Yankee Doodle Dandy (1942), starring James Cagney, is one of the 1001 classic movies you should see.
Each Monday, I'm going to recommend a classic movie you should see (for the reasons behind the 1001 series and reviews of earlier films covered go here). In honor of the Presidential election on Nov. 8, this month's selections will focus on film portrayals of U.S. commanders in chief. This week's movie is the musical Yankee Doodle Dandy (1942), in which Broadway showman George M. Cohan (James Cagney) tells his life story to President Franklin D. Roosevelt (Jack Young).
Yankee Doodle Dandy follows Cohan from his birth on the Fourth of July to his early struggles in show business. Cohan and his partner Sam Harris (Richard Whorf) eventually finds great success with the smash hit Little Johnny Jones, and the two men go on to become one of Broadway's most successful teams churning out hit songs like "Mary's a Grand Old Name," You're a Grand Old Flag," and the World War I anthem, "Over There."
Yankee Doodle Dandy Viewer's Guide: This is one of the most joyous films ever made with a tour de force performance by Cagney. Here's what to look for when you watch:
1. Cohan. Yankee Doodle Dandy is a generally accurate portrayal of Cohan's professional life, but the film differs quite significantly where his private life is concerned. Cohan was actually born on July 3, he was married twice, and neither of his wives were named Mary.
2. Cagney. Yankee Doodle Dandy has a great director in Michael Curtiz and a great cast, but the success of Yankee Doodle Dandy rests squarely on Cagney's shoulders. His performance is at once technically masterful -- he is giving a carefully studied imitation of Cohan, complete with talk-singing the musical numbers and Cohan's peculiar style of straight-legged dancing -- and electrifying.
3. Cinematography. The great cinematographer James Wong Howe shot Yankee Doodle Dandy. It's worth watching a good transfer of this movie to see how he uses the stage lights in the movie's many theatrical sequences.
4 S.Z. Sakall. The cuddly character actor has a memorable cameo as a befuddled theater producer who thinks he is financing a musical called "Yankee Doodle Candy."

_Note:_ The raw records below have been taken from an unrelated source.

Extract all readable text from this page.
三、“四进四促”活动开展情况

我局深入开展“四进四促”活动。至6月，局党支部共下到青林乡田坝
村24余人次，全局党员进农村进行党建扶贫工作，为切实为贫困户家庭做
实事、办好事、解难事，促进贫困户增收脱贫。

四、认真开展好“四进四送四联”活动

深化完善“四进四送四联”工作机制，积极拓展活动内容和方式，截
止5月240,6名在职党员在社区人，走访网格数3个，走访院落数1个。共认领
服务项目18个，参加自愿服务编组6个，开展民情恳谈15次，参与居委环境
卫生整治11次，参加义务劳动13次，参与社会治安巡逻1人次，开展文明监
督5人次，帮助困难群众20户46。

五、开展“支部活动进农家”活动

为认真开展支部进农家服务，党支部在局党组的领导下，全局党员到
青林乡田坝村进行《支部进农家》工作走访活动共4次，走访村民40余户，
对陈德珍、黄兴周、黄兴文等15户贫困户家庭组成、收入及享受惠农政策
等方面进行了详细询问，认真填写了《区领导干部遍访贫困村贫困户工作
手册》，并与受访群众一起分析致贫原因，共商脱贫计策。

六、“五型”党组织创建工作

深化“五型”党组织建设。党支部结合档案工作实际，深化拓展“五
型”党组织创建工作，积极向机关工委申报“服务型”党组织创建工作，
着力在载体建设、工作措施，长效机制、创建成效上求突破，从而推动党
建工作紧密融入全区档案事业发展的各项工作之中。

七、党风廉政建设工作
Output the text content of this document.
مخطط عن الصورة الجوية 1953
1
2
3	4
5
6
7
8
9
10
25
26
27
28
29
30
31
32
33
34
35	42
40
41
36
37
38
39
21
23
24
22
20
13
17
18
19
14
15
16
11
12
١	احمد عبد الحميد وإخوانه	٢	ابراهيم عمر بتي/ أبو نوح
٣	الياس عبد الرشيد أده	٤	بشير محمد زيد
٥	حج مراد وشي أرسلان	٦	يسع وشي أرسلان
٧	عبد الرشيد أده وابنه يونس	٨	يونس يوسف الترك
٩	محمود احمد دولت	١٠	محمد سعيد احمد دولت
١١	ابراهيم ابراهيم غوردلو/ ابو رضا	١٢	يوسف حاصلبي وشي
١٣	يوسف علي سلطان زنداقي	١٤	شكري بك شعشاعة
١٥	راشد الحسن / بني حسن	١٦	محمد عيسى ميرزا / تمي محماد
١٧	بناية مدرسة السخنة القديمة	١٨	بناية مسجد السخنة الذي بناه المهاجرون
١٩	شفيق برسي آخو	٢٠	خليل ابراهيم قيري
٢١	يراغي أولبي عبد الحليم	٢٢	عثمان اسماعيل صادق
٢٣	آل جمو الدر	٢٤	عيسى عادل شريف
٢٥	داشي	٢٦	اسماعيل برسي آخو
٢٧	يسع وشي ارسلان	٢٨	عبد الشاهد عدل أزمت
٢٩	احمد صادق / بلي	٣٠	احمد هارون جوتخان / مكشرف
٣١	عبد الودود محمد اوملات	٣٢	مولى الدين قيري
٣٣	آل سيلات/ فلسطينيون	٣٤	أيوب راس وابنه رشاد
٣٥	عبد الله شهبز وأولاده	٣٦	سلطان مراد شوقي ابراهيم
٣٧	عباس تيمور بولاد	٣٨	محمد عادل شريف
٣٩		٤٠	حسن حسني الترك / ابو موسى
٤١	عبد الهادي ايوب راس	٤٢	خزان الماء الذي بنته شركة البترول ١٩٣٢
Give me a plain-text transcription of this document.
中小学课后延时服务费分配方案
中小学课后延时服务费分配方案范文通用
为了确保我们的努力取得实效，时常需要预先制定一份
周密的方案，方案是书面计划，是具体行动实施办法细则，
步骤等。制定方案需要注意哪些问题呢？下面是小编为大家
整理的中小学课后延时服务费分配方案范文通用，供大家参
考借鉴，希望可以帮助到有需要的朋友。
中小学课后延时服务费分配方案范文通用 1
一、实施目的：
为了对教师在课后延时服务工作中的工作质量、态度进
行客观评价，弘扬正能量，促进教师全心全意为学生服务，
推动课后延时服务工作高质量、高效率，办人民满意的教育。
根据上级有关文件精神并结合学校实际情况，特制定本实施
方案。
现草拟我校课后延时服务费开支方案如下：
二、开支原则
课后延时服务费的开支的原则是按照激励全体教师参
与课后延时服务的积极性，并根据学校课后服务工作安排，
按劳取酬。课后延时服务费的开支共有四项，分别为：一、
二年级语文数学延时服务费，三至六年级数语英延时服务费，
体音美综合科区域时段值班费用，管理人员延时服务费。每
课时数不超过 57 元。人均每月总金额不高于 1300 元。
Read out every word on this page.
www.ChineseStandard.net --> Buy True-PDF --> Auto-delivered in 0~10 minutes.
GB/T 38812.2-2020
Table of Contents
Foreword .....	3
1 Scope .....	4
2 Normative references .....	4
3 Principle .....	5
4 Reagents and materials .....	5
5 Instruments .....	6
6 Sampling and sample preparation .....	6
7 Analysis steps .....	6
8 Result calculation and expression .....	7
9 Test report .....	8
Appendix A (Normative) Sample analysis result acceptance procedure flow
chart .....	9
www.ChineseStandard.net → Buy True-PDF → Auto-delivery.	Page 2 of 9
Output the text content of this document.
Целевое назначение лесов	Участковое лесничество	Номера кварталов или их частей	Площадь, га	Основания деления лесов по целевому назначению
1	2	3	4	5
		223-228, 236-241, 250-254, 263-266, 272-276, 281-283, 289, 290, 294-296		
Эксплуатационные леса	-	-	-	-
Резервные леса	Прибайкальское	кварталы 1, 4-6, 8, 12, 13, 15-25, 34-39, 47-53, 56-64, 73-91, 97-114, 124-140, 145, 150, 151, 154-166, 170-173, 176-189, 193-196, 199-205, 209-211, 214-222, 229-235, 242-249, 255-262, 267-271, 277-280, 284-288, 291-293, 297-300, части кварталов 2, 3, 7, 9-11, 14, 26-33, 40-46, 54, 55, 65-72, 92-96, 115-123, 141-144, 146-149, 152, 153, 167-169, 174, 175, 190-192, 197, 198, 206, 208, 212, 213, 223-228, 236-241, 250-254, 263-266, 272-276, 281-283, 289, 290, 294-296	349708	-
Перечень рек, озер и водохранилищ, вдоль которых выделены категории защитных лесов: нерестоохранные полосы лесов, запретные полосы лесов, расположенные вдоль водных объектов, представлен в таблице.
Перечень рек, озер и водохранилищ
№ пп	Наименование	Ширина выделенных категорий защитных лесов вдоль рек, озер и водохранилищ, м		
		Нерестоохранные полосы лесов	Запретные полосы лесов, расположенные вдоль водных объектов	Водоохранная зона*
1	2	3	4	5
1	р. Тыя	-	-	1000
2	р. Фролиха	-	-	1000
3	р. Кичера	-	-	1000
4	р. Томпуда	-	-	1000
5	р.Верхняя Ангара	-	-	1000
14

|Joan Leslie, James Cagney, and Jeanne Cagney in costume for the 'You're a Grand Old Flag' number in Yankee Doodle Dandy (1942).|
Other critics: Yankee Doodle Dandy has a 92 percent fresh rating at Rotten Tomatoes and Leonard Maltin writes that "Cagney deservedly won an Oscar for rare song-and-dance performance" in a four star review for his Classic Movie Guide. Critics in 1942 heaped plaudits on the movie. The usually unimpressed Bosley Crowther of The New York Time penned a rave review writing that "a corking good entertainment and as affectionate, if not as accurate, a film biography as has ever—yes, ever—been made ... there is so much in this picture and so many persons that deserve their meed of praise that every one connected with it can stick a feather in his hat and take our word—it's dandy!"
The bottom line: Yankee Doodle Dandy is a great family movie treat for Thanksgiving or any other day of the year. Watch it for Cagney's great performance and the rousing musical numbers..
Availability: Yankee Doodle Dandy is available on DVD, Blu-ray, and video on demand.